Scientists count 1.4 million different names for plants on Earth. But botanists estimate there are just 300,000 existing species. That means there’s a veritable Tower of Babel of plant names are kicking around.
So what happened?
In some cases it was a matter of scientists “discovering” slightly different variants of the same species; in others it was owing to new descriptions of wide-ranging species in geographically diverse locations; then there have been changes in scientific understanding of relationships between species; and finally, there’s plain old human error.
Kanchi Gandhi to the rescue.
The senior nomenclatural registrar is part of a small community of global experts toiling in relative obscurity to bring order from the chaos and ensure that when botanists talk to each other about a plant, they can be confident they’re talking about the same one.
“I think Kanchi is really outstanding in being one of the few nomenclaturists left in the world who understands — and referees — the ‘rules’ when it comes to naming new species of plants,” said Michael Dosmann, keeper of the living collections at Arnold Arboretum. “It really is a labor of love and often is too in-the-weeds or bureaucratic for a majority of botanists to get as proficient as Kanchi is.”
The job, Dosmann said, includes not only ensuring that newly discovered plants are named properly, but also serving as something of a global taxonomic cop tossing out names that don’t follow guidelines, sending botanists flush with the excitement of new discovery back to the keyboard for another try.
In fairness to those with naming “fails” to their credit, the rules that have sprung up since Carl Linnaeus’ “Species Plantarum” in the mid-18th century first described a plant using two Latin names are complex. Gandhi keeps in his Harvard Herbarium office the 203-page “International Code of Nomenclature for algae, fungi, and plants” — known as “The Shenzhen Code” for the city where this latest version of guidelines was adopted in 2018.
Two hundred and three pages may seem an excessive number of rules — they deal largely with technical things like, say, the proper way to convert an individual’s name into a Latin or Greek scientific one (discoverers often name new species after themselves, loved ones, or mentors). Gandhi notes, however, that the principles not only keep everyone on the same page regardless of native language or culture, but also result in names that are more than mere monikers. They provide information such as other plant relatives of a species and, in some instances, can note where it was found, the name and gender of the discoverer, or a striking characteristic.
Before Linnaeus established his system, plants were known by what are called polynomials: long names made up of multiple descriptive terms.
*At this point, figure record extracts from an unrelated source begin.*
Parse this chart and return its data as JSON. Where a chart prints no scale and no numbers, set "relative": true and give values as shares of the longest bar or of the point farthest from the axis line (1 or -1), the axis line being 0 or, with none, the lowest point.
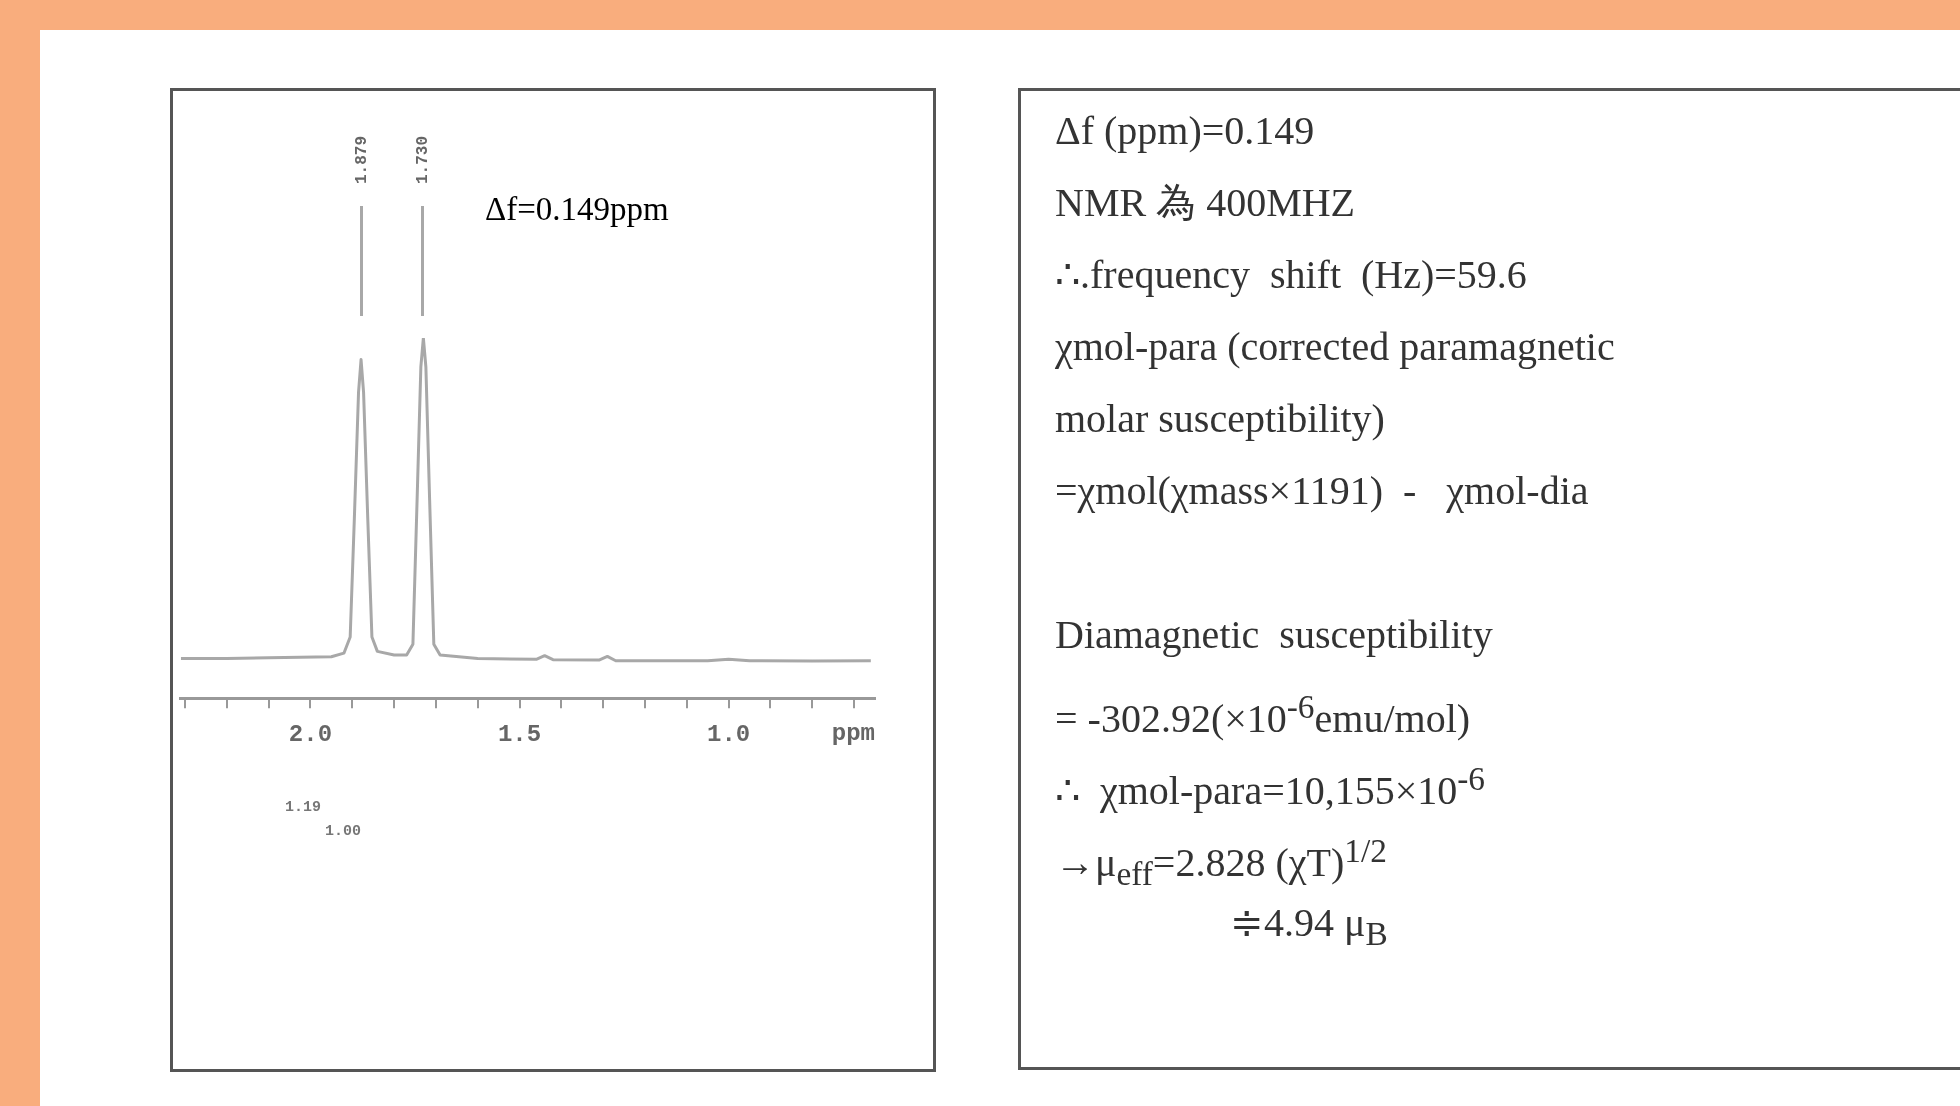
{
  "chart_data": [
    {
      "type": "line",
      "relative": true,
      "xlabel": "ppm",
      "color": "#a8a8a8",
      "marker": "none",
      "grid": false,
      "xlim": [
        2.31,
        0.65
      ],
      "xticks": [
        {
          "value": 2.3,
          "label": null
        },
        {
          "value": 2.2,
          "label": null
        },
        {
          "value": 2.1,
          "label": null
        },
        {
          "value": 2.0,
          "label": "2.0"
        },
        {
          "value": 1.9,
          "label": null
        },
        {
          "value": 1.8,
          "label": null
        },
        {
          "value": 1.7,
          "label": null
        },
        {
          "value": 1.6,
          "label": null
        },
        {
          "value": 1.5,
          "label": "1.5"
        },
        {
          "value": 1.4,
          "label": null
        },
        {
          "value": 1.3,
          "label": null
        },
        {
          "value": 1.2,
          "label": null
        },
        {
          "value": 1.1,
          "label": null
        },
        {
          "value": 1.0,
          "label": "1.0"
        },
        {
          "value": 0.9,
          "label": null
        },
        {
          "value": 0.8,
          "label": null
        },
        {
          "value": 0.7,
          "label": null
        }
      ],
      "x": [
        2.31,
        2.2,
        2.1,
        1.95,
        1.92,
        1.905,
        1.895,
        1.885,
        1.879,
        1.873,
        1.863,
        1.853,
        1.84,
        1.8,
        1.77,
        1.755,
        1.745,
        1.736,
        1.73,
        1.724,
        1.715,
        1.705,
        1.69,
        1.6,
        1.46,
        1.44,
        1.42,
        1.31,
        1.29,
        1.27,
        1.2,
        1.05,
        1.0,
        0.95,
        0.8,
        0.66
      ],
      "values": [
        0.11,
        0.11,
        0.112,
        0.115,
        0.125,
        0.17,
        0.5,
        0.85,
        0.94,
        0.85,
        0.5,
        0.17,
        0.13,
        0.12,
        0.12,
        0.15,
        0.55,
        0.92,
        1,
        0.92,
        0.55,
        0.15,
        0.12,
        0.11,
        0.108,
        0.118,
        0.107,
        0.106,
        0.116,
        0.104,
        0.104,
        0.104,
        0.108,
        0.104,
        0.103,
        0.104
      ],
      "annotations": [
        "Δf=0.149ppm",
        "1.879",
        "1.730",
        "1.19",
        "1.00"
      ]
    },
    {
      "type": "other",
      "annotations": [
        "Δf (ppm)=0.149",
        "NMR 為 400MHZ",
        "∴.frequency  shift  (Hz)=59.6",
        "χmol-para (corrected paramagnetic",
        "molar susceptibility)",
        "=χmol(χmass×1191)  -   χmol-dia",
        "Diamagnetic  susceptibility",
        "= -302.92(×10$^{-6}$emu/mol)",
        "∴  χmol-para=10,155×10$^{-6}$",
        "→μ$_{eff}$=2.828 (χT)$^{1/2}$",
        "≑4.94 μ$_{B}$"
      ]
    }
  ]
}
Before “Species Plantarum” was published, just 5,000 plants were described, Gandhi said, and talented botanists memorized them all.
Linnaeus’ innovation, first applied to plants and later to animals, was to create a two-part name, today given in either Latin or Greek. The first designates the broader group to which the plant belongs, called a genus, and the second names the plant itself as a species.
Over the centuries since, scientists have created more than a million additional names, creating enough confusion that international collaborations of scientists arose to police the situation and write the first naming guidelines — the ancestor of today’s Shenzhen Code — more than a century ago, Gandhi said.
Today, nomenclature is regulated by the International Association for Plant Taxonomy, based in Bratislava, Slovakia, on whose Committee for Vascular Plants Gandhi sits. The committee works to ensure scientists everywhere use the same standards. It also wrestles with knotty issues such as renaming plants. One recent drama involved three Chinese botanists proposing to change the scientific name of the apple tree from Malus pumila to Malus domestica. Malus pumila was the older name and otherwise met naming guidelines, so Gandhi voted against the change, a sentiment that initially carried the day. The proposers didn’t give up, however, and on their second try, narrowly succeeded — against Gandhi’s vote.
“M. pumila had priority and was widely used,” Gandhi said. “They [committee members] wanted the problem to go away. I was unhappy, but you have to go with the majority.”
Gandhi got his start in plant nomenclature on the job. He grew up in India and got a master’s degree in botany from Bangalore University in 1970. He was steered to collecting, classification, and nomenclature in his first job, surveying rainforest plants in his home state of Karnataka for a collaborative project between Indian scientists and the Smithsonian Institution. Gandhi said Dan Nicolson, the Smithsonian’s project director, became a mentor and taught him the basics of plant nomenclature.